Agarro una copa de vino enorme, le pongo hielos, la pongo bajo la caja y aprieto el botón de la canilla, el vino sale como cascada, más rápido de lo que mi pulgar y dedo índice pueden controlar. Huele a durazno, a fiesta, a peras y especias, a verano, a mango, a que no pasa nada, me lo acerco a la oreja y muevo la copa, suena a cascabeles, a juventud.
Delphine llega justo cuando voy a subir al cuarto de Clem para ver si está bien. Tiene un pantalón negro y una camisa blanca, o crema, con un detalle de color en el cuello. Los aros le hacen juego con el collar. Se nota la peluquería: los rulos le caen prolijamente desordenados sobre los hombros. Sus uñas, bien limadas, pintadas de rojo bermellón, se mueven cuando habla. Tiene una piedra grande en el anular derecho. Trato de acomodarme el pelo, lo tengo levantado en un rodete suelto. Escondo las manos en los bolsillos del jean que usé toda la semana.
***
¿Qué mierda miran?
Creo que lo mejor es empezar diciendo que Romina está muerta. Soltarlo. Ya está. Digo, si voy a escribir sobre ella me parece que esto lo tengo que dejar bien claro desde el principio, ¿no?
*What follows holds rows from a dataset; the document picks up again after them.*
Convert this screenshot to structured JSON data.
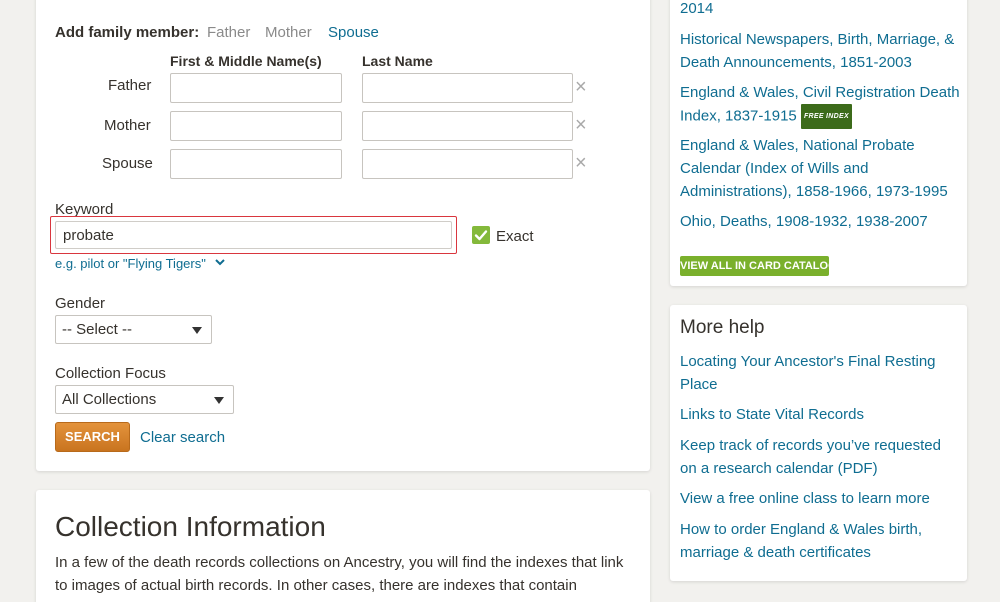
{
  "search_form": {
    "add_family_label": "Add family member:",
    "add_family_options": [
      "Father",
      "Mother",
      "Spouse"
    ],
    "first_name_header": "First & Middle Name(s)",
    "last_name_header": "Last Name",
    "rows": [
      {
        "label": "Father",
        "first": "",
        "last": ""
      },
      {
        "label": "Mother",
        "first": "",
        "last": ""
      },
      {
        "label": "Spouse",
        "first": "",
        "last": ""
      }
    ],
    "keyword_label": "Keyword",
    "keyword_value": "probate",
    "exact_label": "Exact",
    "keyword_hint": "e.g. pilot or \"Flying Tigers\"",
    "gender_label": "Gender",
    "gender_value": "-- Select --",
    "collection_focus_label": "Collection Focus",
    "collection_focus_value": "All Collections",
    "search_button": "SEARCH",
    "clear_search": "Clear search",
    "remove_icon": "×"
  },
  "collection_info": {
    "title": "Collection Information",
    "body_line1": "In a few of the death records collections on Ancestry, you will find the indexes that link",
    "body_line2": "to images of actual birth records. In other cases, there are indexes that contain"
  },
  "records_panel": {
    "links": [
      {
        "text": "2014"
      },
      {
        "text": "Historical Newspapers, Birth, Marriage, & Death Announcements, 1851-2003"
      },
      {
        "text": "England & Wales, Civil Registration Death Index, 1837-1915",
        "badge": "FREE INDEX"
      },
      {
        "text": "England & Wales, National Probate Calendar (Index of Wills and Administrations), 1858-1966, 1973-1995"
      },
      {
        "text": "Ohio, Deaths, 1908-1932, 1938-2007"
      }
    ],
    "view_all_button": "VIEW ALL IN CARD CATALOG"
  },
  "more_help": {
    "title": "More help",
    "links": [
      "Locating Your Ancestor's Final Resting Place",
      "Links to State Vital Records",
      "Keep track of records you’ve requested on a research calendar (PDF)",
      "View a free online class to learn more",
      "How to order England & Wales birth, marriage & death certificates"
    ]
  },
  "colors": {
    "link": "#0f6d91",
    "search_button": "#d9832a",
    "view_all_button": "#7ab02c",
    "highlight_border": "#d9363e",
    "checkbox": "#84b93b"
  }
}
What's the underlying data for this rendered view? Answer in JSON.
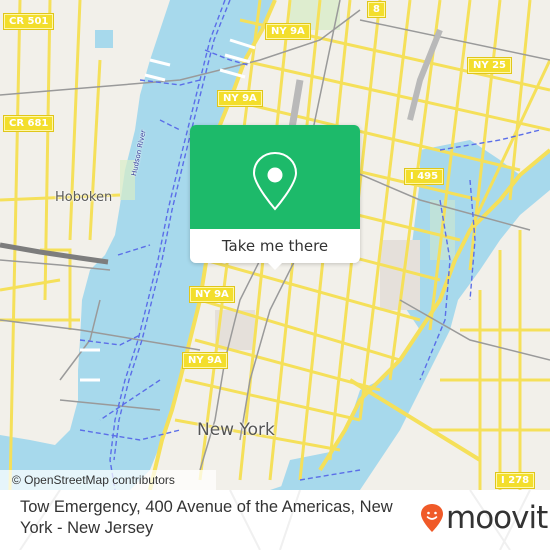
{
  "map": {
    "attribution": "© OpenStreetMap contributors",
    "colors": {
      "water": "#a7d9ec",
      "land": "#f2f0ea",
      "road": "#f5e05a",
      "rail": "#9a9a9a",
      "ferry": "#5b6ee8",
      "park": "#d8ecc8"
    },
    "place_labels": [
      {
        "id": "hoboken",
        "text": "Hoboken"
      },
      {
        "id": "new-york",
        "text": "New York"
      },
      {
        "id": "hudson-river",
        "text": "Hudson River"
      }
    ],
    "road_shields": [
      {
        "id": "cr501",
        "text": "CR 501"
      },
      {
        "id": "cr681",
        "text": "CR 681"
      },
      {
        "id": "ny9a-1",
        "text": "NY 9A"
      },
      {
        "id": "ny9a-2",
        "text": "NY 9A"
      },
      {
        "id": "ny9a-3",
        "text": "NY 9A"
      },
      {
        "id": "ny9a-4",
        "text": "NY 9A"
      },
      {
        "id": "r8",
        "text": "8"
      },
      {
        "id": "ny25",
        "text": "NY 25"
      },
      {
        "id": "i495",
        "text": "I 495"
      },
      {
        "id": "i278",
        "text": "I 278"
      }
    ]
  },
  "popup": {
    "icon": "location-pin-icon",
    "button_label": "Take me there",
    "accent_color": "#1dba6a"
  },
  "footer": {
    "title": "Tow Emergency, 400 Avenue of the Americas, New York - New Jersey",
    "brand": "moovit",
    "brand_icon": "moovit-logo-icon",
    "brand_color": "#f05a28"
  }
}
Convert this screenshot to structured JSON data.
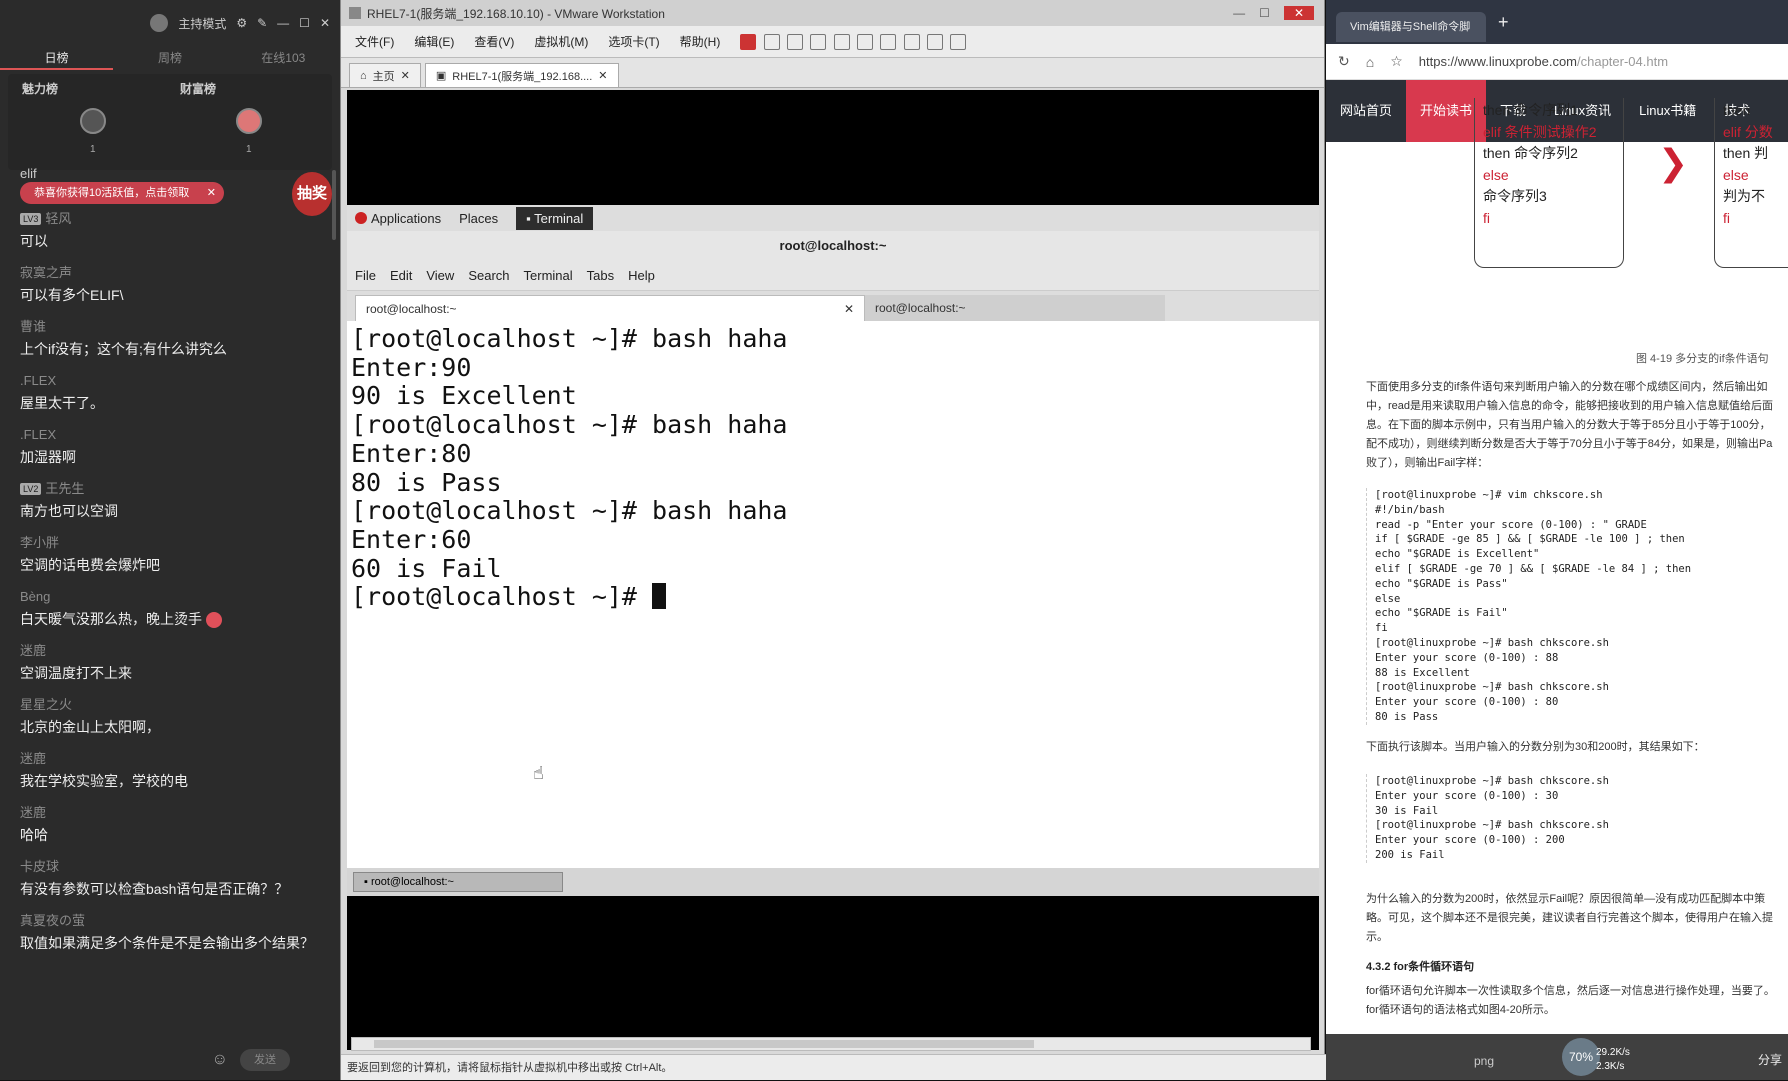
{
  "chat": {
    "host_mode": "主持模式",
    "tabs": [
      "日榜",
      "周榜",
      "在线103"
    ],
    "rank_labels": [
      "魅力榜",
      "财富榜"
    ],
    "rank_nums": [
      "1",
      "1"
    ],
    "partial_top": "elif",
    "notice": "恭喜你获得10活跃值，点击领取",
    "draw_label": "抽奖",
    "send_label": "发送",
    "messages": [
      {
        "nick": "轻风",
        "level": "LV3",
        "text": "可以"
      },
      {
        "nick": "寂寞之声",
        "level": "",
        "text": "可以有多个ELIF\\"
      },
      {
        "nick": "曹谁",
        "level": "",
        "text": "上个if没有；这个有;有什么讲究么"
      },
      {
        "nick": ".FLEX",
        "level": "",
        "text": "屋里太干了。"
      },
      {
        "nick": ".FLEX",
        "level": "",
        "text": "加湿器啊"
      },
      {
        "nick": "王先生",
        "level": "LV2",
        "text": "南方也可以空调"
      },
      {
        "nick": "李小胖",
        "level": "",
        "text": "空调的话电费会爆炸吧"
      },
      {
        "nick": "Bèng",
        "level": "",
        "text": "白天暖气没那么热，晚上烫手"
      },
      {
        "nick": "迷鹿",
        "level": "",
        "text": "空调温度打不上来"
      },
      {
        "nick": "星星之火",
        "level": "",
        "text": "北京的金山上太阳啊，"
      },
      {
        "nick": "迷鹿",
        "level": "",
        "text": "我在学校实验室，学校的电"
      },
      {
        "nick": "迷鹿",
        "level": "",
        "text": "哈哈"
      },
      {
        "nick": "卡皮球",
        "level": "",
        "text": "有没有参数可以检查bash语句是否正确？？"
      },
      {
        "nick": "真夏夜の萤",
        "level": "",
        "text": "取值如果满足多个条件是不是会输出多个结果？"
      }
    ]
  },
  "vmware": {
    "title": "RHEL7-1(服务端_192.168.10.10) - VMware Workstation",
    "menu": [
      "文件(F)",
      "编辑(E)",
      "查看(V)",
      "虚拟机(M)",
      "选项卡(T)",
      "帮助(H)"
    ],
    "tabs": [
      "主页",
      "RHEL7-1(服务端_192.168...."
    ],
    "status": "要返回到您的计算机，请将鼠标指针从虚拟机中移出或按 Ctrl+Alt。"
  },
  "gnome": {
    "applications": "Applications",
    "places": "Places",
    "terminal": "Terminal",
    "taskbar_item": "root@localhost:~"
  },
  "terminal": {
    "title": "root@localhost:~",
    "menu": [
      "File",
      "Edit",
      "View",
      "Search",
      "Terminal",
      "Tabs",
      "Help"
    ],
    "tab1": "root@localhost:~",
    "tab2": "root@localhost:~",
    "lines": [
      "[root@localhost ~]# bash haha",
      "Enter:90",
      "90 is Excellent",
      "[root@localhost ~]# bash haha",
      "Enter:80",
      "80 is Pass",
      "[root@localhost ~]# bash haha",
      "Enter:60",
      "60 is Fail"
    ],
    "prompt": "[root@localhost ~]# "
  },
  "browser": {
    "tab_title": "Vim编辑器与Shell命令脚",
    "url_host": "https://www.linuxprobe.com",
    "url_path": "/chapter-04.htm",
    "site_nav": [
      "网站首页",
      "开始读书",
      "下载",
      "Linux资讯",
      "Linux书籍",
      "技术"
    ],
    "flow_left": [
      "then 命令序列1",
      "elif 条件测试操作2",
      "then 命令序列2",
      "else",
      "命令序列3",
      "fi"
    ],
    "flow_right": [
      "then",
      "elif 分数",
      "then 判",
      "else",
      "判为不",
      "fi"
    ],
    "caption": "图 4-19 多分支的if条件语句",
    "para1": "下面使用多分支的if条件语句来判断用户输入的分数在哪个成绩区间内，然后输出如中，read是用来读取用户输入信息的命令，能够把接收到的用户输入信息赋值给后面息。在下面的脚本示例中，只有当用户输入的分数大于等于85分且小于等于100分，配不成功），则继续判断分数是否大于等于70分且小于等于84分，如果是，则输出Pa败了），则输出Fail字样：",
    "code1": "[root@linuxprobe ~]# vim chkscore.sh\n#!/bin/bash\nread -p \"Enter your score (0-100) : \" GRADE\nif [ $GRADE -ge 85 ] && [ $GRADE -le 100 ] ; then\necho \"$GRADE is Excellent\"\nelif [ $GRADE -ge 70 ] && [ $GRADE -le 84 ] ; then\necho \"$GRADE is Pass\"\nelse\necho \"$GRADE is Fail\"\nfi\n[root@linuxprobe ~]# bash chkscore.sh\nEnter your score (0-100) : 88\n88 is Excellent\n[root@linuxprobe ~]# bash chkscore.sh\nEnter your score (0-100) : 80\n80 is Pass",
    "para2": "下面执行该脚本。当用户输入的分数分别为30和200时，其结果如下：",
    "code2": "[root@linuxprobe ~]# bash chkscore.sh\nEnter your score (0-100) : 30\n30 is Fail\n[root@linuxprobe ~]# bash chkscore.sh\nEnter your score (0-100) : 200\n200 is Fail",
    "para3": "为什么输入的分数为200时，依然显示Fail呢？原因很简单—没有成功匹配脚本中策略。可见，这个脚本还不是很完美，建议读者自行完善这个脚本，使得用户在输入提示。",
    "heading": "4.3.2 for条件循环语句",
    "para4": "for循环语句允许脚本一次性读取多个信息，然后逐一对信息进行操作处理，当要了。for循环语句的语法格式如图4-20所示。",
    "png": "png",
    "percent": "70%",
    "up": "29.2K/s",
    "down": "2.3K/s",
    "share": "分享"
  }
}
Lo repito: Romina ya no está más. Se fue, partió, murió. C´est fini. Lo escribo y borro, lo escribo y borro, no importa la forma en que lo escriba, pienso, la realidad es la misma. Romina. Muerta. Punto.
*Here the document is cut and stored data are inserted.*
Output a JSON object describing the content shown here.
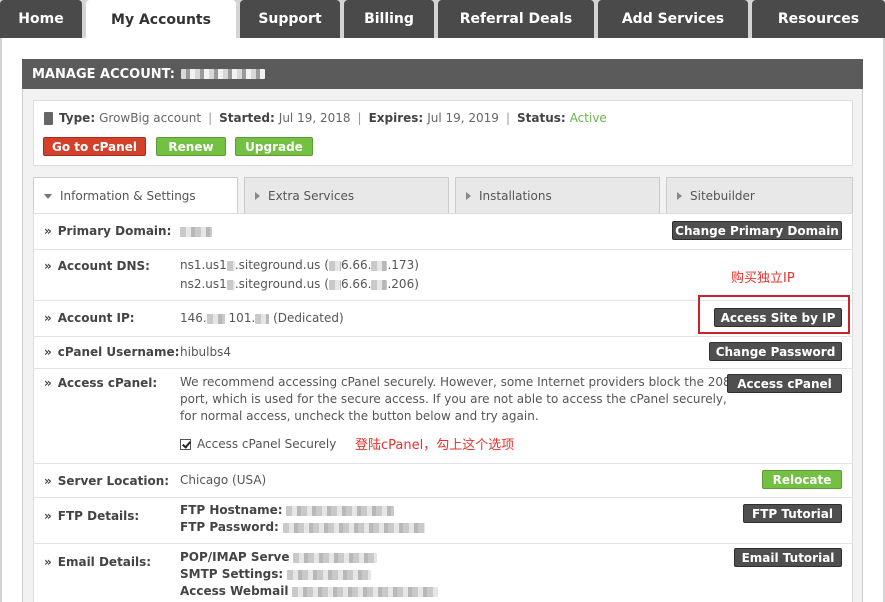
{
  "nav": {
    "tabs": [
      {
        "label": "Home"
      },
      {
        "label": "My Accounts"
      },
      {
        "label": "Support"
      },
      {
        "label": "Billing"
      },
      {
        "label": "Referral Deals"
      },
      {
        "label": "Add Services"
      },
      {
        "label": "Resources"
      }
    ],
    "active_index": 1
  },
  "manage": {
    "title": "MANAGE ACCOUNT:"
  },
  "summary": {
    "type_label": "Type:",
    "type_value": "GrowBig account",
    "started_label": "Started:",
    "started_value": "Jul 19, 2018",
    "expires_label": "Expires:",
    "expires_value": "Jul 19, 2019",
    "status_label": "Status:",
    "status_value": "Active",
    "separator": "|",
    "buttons": {
      "cpanel": "Go to cPanel",
      "renew": "Renew",
      "upgrade": "Upgrade"
    }
  },
  "tabs": [
    {
      "label": "Information & Settings"
    },
    {
      "label": "Extra Services"
    },
    {
      "label": "Installations"
    },
    {
      "label": "Sitebuilder"
    }
  ],
  "rows": {
    "arrow": "»",
    "primary_domain": {
      "label": "Primary Domain:",
      "button": "Change Primary Domain"
    },
    "dns": {
      "label": "Account DNS:",
      "ns1_a": "ns1.us1",
      "ns1_b": ".siteground.us (",
      "ns1_c": "6.66.",
      "ns1_d": ".173)",
      "ns2_a": "ns2.us1",
      "ns2_b": ".siteground.us (",
      "ns2_c": "6.66.",
      "ns2_d": ".206)"
    },
    "ip": {
      "label": "Account IP:",
      "ip_a": "146.",
      "ip_b": "101.",
      "ip_c": "(Dedicated)",
      "button": "Access Site by IP"
    },
    "cpanel_user": {
      "label": "cPanel Username:",
      "value": "hibulbs4",
      "button": "Change Password"
    },
    "access_cpanel": {
      "label": "Access cPanel:",
      "line1": "We recommend accessing cPanel securely. However, some Internet providers block the 2083",
      "line2": "port, which is used for the secure access. If you are not able to access the cPanel securely,",
      "line3": "for normal access, uncheck the button below and try again.",
      "checkbox_label": "Access cPanel Securely",
      "button": "Access cPanel"
    },
    "server": {
      "label": "Server Location:",
      "value": "Chicago (USA)",
      "button": "Relocate"
    },
    "ftp": {
      "label": "FTP Details:",
      "hostname_label": "FTP Hostname:",
      "password_label": "FTP Password:",
      "button": "FTP Tutorial"
    },
    "email": {
      "label": "Email Details:",
      "pop_label": "POP/IMAP Serve",
      "smtp_label": "SMTP Settings:",
      "webmail_label": "Access Webmail",
      "button": "Email Tutorial"
    }
  },
  "annotations": {
    "buy_ip": "购买独立IP",
    "login_cpanel": "登陆cPanel，勾上这个选项"
  },
  "colors": {
    "nav_bg": "#4a4a4a",
    "header_bar": "#5b5b5b",
    "red_button": "#d5402a",
    "green_button": "#74c043",
    "dark_button": "#4f4f4f",
    "status_active": "#6ab04c",
    "annotation_red": "#e8312a"
  }
}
Tendría que decir que de esto ya hace un año, poco menos, sí, yo venía manejando volviendo del festejo por los cuarenta de Rimro y Rimro cumple a mediados de agosto, el 16 de agosto, escribo esto a principio de mayo, no llega al año. Venía manejando y me llama Vane, su hermana, la hermana de Romina, digo. Eran las dos de la mañana. Vi su nombre en la pantalla del celular y pensé lo peor. Un llamado a esa hora de la hermana con la que no hablaba… ¿hace cuánto que no hablaba? Por lo menos desde el cumpleaños de Helenita, casi un mes atrás. En fin, nada bueno podía salir de ahí. Pensé lo peor y era lo peor. Tantas veces presagiando tragedias que no se cumplían y ahora estaba a punto de cumplirse, de darse la puta coincidencia, y no quería atender.
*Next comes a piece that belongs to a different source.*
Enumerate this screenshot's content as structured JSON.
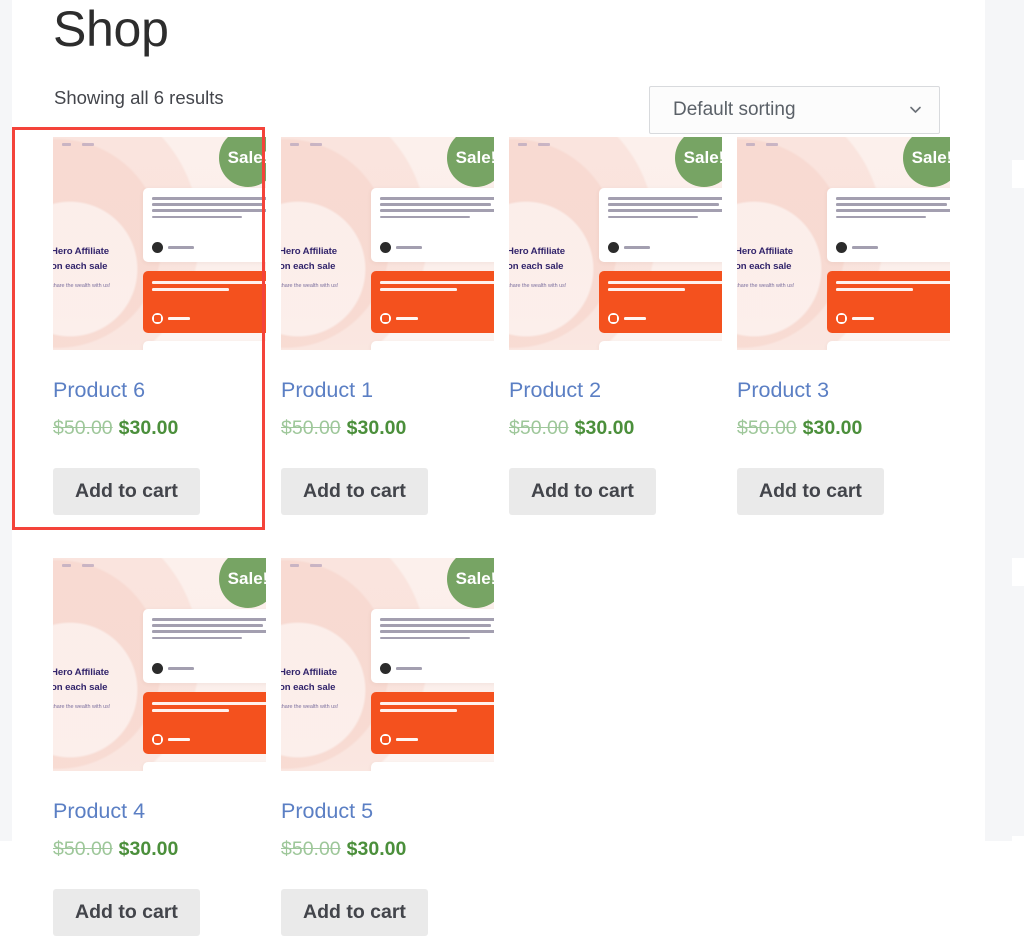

Dejé que sonara, bajé la velocidad y tiré el celular al asiento del acompañante. Fue una reacción instantánea, como si el celular quemara. Y dejó de sonar. No había hecho un kilómetro y otra vez lo mismo. Dejé que sonara una, dos, tres veces y a la cuarta lo agarré con la mano derecha mientras con la izquierda sostenía el volante. Vane estoy manejando, llego y te llamo, dije. No, escuchame, frená, dijo. Y ahí lo supe, no hacía falta que dijera nada. No puedo estoy en la Panamericana, dije. Por favor, frená. Acomodé el celular entre la oreja derecha y el hombro y vi que adelante, a unos 500 metros, tenía una salida, entonces puse el guiño y me metí. De fondo se escuchaba la respiración entrecortada de Vane que hablaba con alguien como podía. Está buscando lugar para estacionar, escuché. Apenas crucé la salida, frené con mitad del auto sobre el pasto al lado de una rotonda. ¿Helena está bien?, pregunté. Sí, Helena está acá con nosotros, lo que pasó fue que Romi…, dijo, y se quebró. ¿Qué le pasó a Romina, Vane?, pregunté. Del otro lado volvían sollozos. Otra vez: Vane, escúchame, ¿qué mierda le pasó a Romina? Escuché un suspiro, como si tomara aire. Se murió… Ro se murió, dijo.